Here is a link to REPL.it Where it has been done via TDD 

@Absinthe

I wonder how did you come up with the 5993 test? I find it hard to verify, though I'm a particularly lazy person. Is there some sort of a trick?

Here is what I would have came up with given that sequence of test and the rules of TDD presented (not at all what I would come up with just trying to tackle the problem)
ix.io/2bgk/py
with the list of primes there growing with each new unit test . I think it's much simpler and also runs much faster. By any objective metric, with those TDD rules in mind, this is a superior solution, and I believe you would not be able to beat it without introducing a prime number generator or a primality test, or both, with one or the other not being tested.

@freemo @Lossberg

@Absinthe

Even if that's the case, the question was what is the proper TDD approach? Generating prime numbers for the test by hand? Or factorizing a couple of numbers by hand?

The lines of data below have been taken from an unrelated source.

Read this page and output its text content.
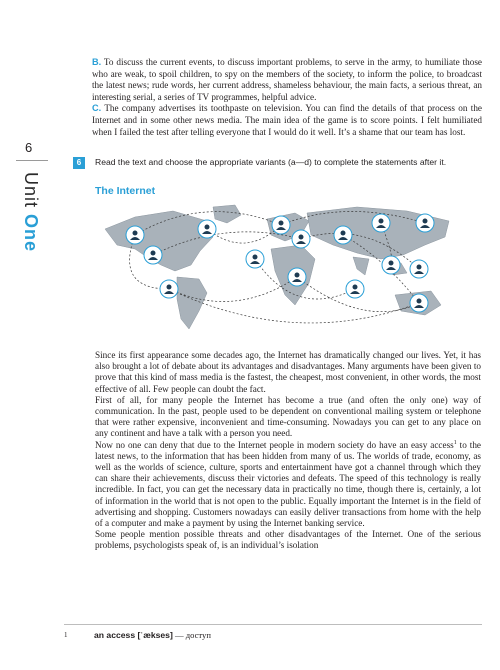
6
Unit One

B. To discuss the current events, to discuss important problems, to serve in the army, to humiliate those who are weak, to spoil children, to spy on the members of the society, to inform the police, to broadcast the latest news; rude words, her current address, shameless behaviour, the main facts, a serious threat, an interesting serial, a series of TV programmes, helpful advice.

C. The company advertises its toothpaste on television. You can find the details of that process on the Internet and in some other news media. The main idea of the game is to score points. I felt humiliated when I failed the test after telling everyone that I would do it well. It’s a shame that our team has lost.

6	Read the text and choose the appropriate variants (a—d) to complete the statements after it.
The Internet

Since its first appearance some decades ago, the Internet has dramatically changed our lives. Yet, it has also brought a lot of debate about its advantages and disadvantages. Many arguments have been given to prove that this kind of mass media is the fastest, the cheapest, most convenient, in other words, the most effective of all. Few people can doubt the fact.

First of all, for many people the Internet has become a true (and often the only one) way of communication. In the past, people used to be dependent on conventional mailing system or telephone that were rather expensive, inconvenient and time-consuming. Nowadays you can get to any place on any continent and have a talk with a person you need.

Now no one can deny that due to the Internet people in modern society do have an easy access$^1$ to the latest news, to the information that has been hidden from many of us. The worlds of trade, economy, as well as the worlds of science, culture, sports and entertainment have got a channel through which they can share their achievements, discuss their victories and defeats. The speed of this technology is really incredible. In fact, you can get the necessary data in practically no time, though there is, certainly, a lot of information in the world that is not open to the public. Equally important the Internet is in the field of advertising and shopping. Customers nowadays can easily deliver transactions from home with the help of a computer and make a payment by using the Internet banking service.

Some people mention possible threats and other disadvantages of the Internet. One of the serious problems, psychologists speak of, is an individual’s isolation

1	an access [ˈækses] — доступ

Thinking about it, wouldn't that make copying the hand calculated results into the implementation the best way to comply with rule 3? That's what I would arrive at with that approach, and nothing necessarily wrong with that. In one of my recent toy projects, I needed a factorization, and I just included a short list of primes, that I used as "only/all primes", knowing that the number to factorize would be small enough (and even if it wasn't that wouldn't affect the final result much). Totally sufficient for some use cases, but I see no way to move on from that point to anything more complete or sophisticated with the strict TDD approach, for the prime number problems specifically, which I think is an odd choice for a TDD kata.

@freemo @Lossberg

@Absinthe

Well, from our brief discussion with @freemo we arrived at needing a prime number generator to write the test for factorization, which itself would require at least a trivial primality test, which will have to be written without a unit test. How was your approach different? Did you generate a certain amount of prime numbers by hand and deemed that acceptable?